Vacations are a necessary part of the modern world; the stress of work, the burn-out factor, the recognition that the constant treadmill of daily toil, all serve to tear down and destroy the motivational underpinnings of every worker. It is a temporary respite; a time of rejuvenation and, hopefully, more than merely an opportunity to complete chores which otherwise are left undone. It is also a time of reflection and assessment.
For those preparing, formulating, and contemplating filing for Federal Disability Retirement benefits from the U.S. Office of Personnel Management, vacations often merely illustrate the intractable nature of one’s medical condition, and the absolute necessity to change one’s course in life. The chronic nature of a medical condition, by its nature of progressively deteriorating one’s body or mind, reveals itself when a vacation is taken: the shortness of the time period of the vacation serves to emphasize the seriousness of the medical condition; the medical condition itself manifests the fact that a week, a couple of weeks, or even a month, are not long enough to contend with the progressively deteriorating nature of the disability or chronic condition.

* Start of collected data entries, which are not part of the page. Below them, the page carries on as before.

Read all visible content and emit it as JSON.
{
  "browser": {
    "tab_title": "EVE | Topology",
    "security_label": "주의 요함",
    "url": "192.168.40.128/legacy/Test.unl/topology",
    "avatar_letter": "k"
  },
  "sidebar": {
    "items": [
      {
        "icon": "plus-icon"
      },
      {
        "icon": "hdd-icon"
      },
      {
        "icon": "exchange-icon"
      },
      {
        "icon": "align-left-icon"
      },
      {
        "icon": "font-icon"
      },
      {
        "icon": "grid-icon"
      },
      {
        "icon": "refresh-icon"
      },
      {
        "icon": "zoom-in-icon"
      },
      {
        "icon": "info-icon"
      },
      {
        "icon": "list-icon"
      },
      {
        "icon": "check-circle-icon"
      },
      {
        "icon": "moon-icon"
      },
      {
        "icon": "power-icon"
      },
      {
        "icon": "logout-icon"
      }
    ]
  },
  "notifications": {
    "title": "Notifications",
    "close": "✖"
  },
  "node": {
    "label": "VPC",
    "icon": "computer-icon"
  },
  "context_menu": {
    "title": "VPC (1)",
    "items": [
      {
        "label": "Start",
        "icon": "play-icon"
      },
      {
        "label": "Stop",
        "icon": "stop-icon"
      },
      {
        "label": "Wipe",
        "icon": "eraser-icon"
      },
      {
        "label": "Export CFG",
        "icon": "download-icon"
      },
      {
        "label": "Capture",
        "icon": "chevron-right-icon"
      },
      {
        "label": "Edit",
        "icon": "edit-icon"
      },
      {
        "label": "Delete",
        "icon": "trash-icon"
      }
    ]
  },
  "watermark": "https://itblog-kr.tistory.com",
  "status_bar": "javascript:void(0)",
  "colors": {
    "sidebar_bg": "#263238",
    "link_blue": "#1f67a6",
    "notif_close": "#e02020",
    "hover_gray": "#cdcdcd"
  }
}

Time for reflection allows a person to face the reality of an impending occurrence. That is often a good thing. One of the criteria which must be met in a Federal Disability Retirement application is that the medical condition must last for a minimum of 12 months. One does not have to wait for the 12 months; one does not have to be unemployed or on LWOP for 12 months. Rather, the prognosis for the medical condition is such that the condition must prevent one from being able to perform one or more of the essential elements of one’s job for a minimum of 12 months.
On a vacation, the Federal or Postal employee will often recognize that time is short. Reflection is a positive thing; necessary changes, upon reflection, often become exposed, and it is often a time when the coalescence of three factors comes about: thought, words, then action. It is the latter of the three which determines the course of a positive future.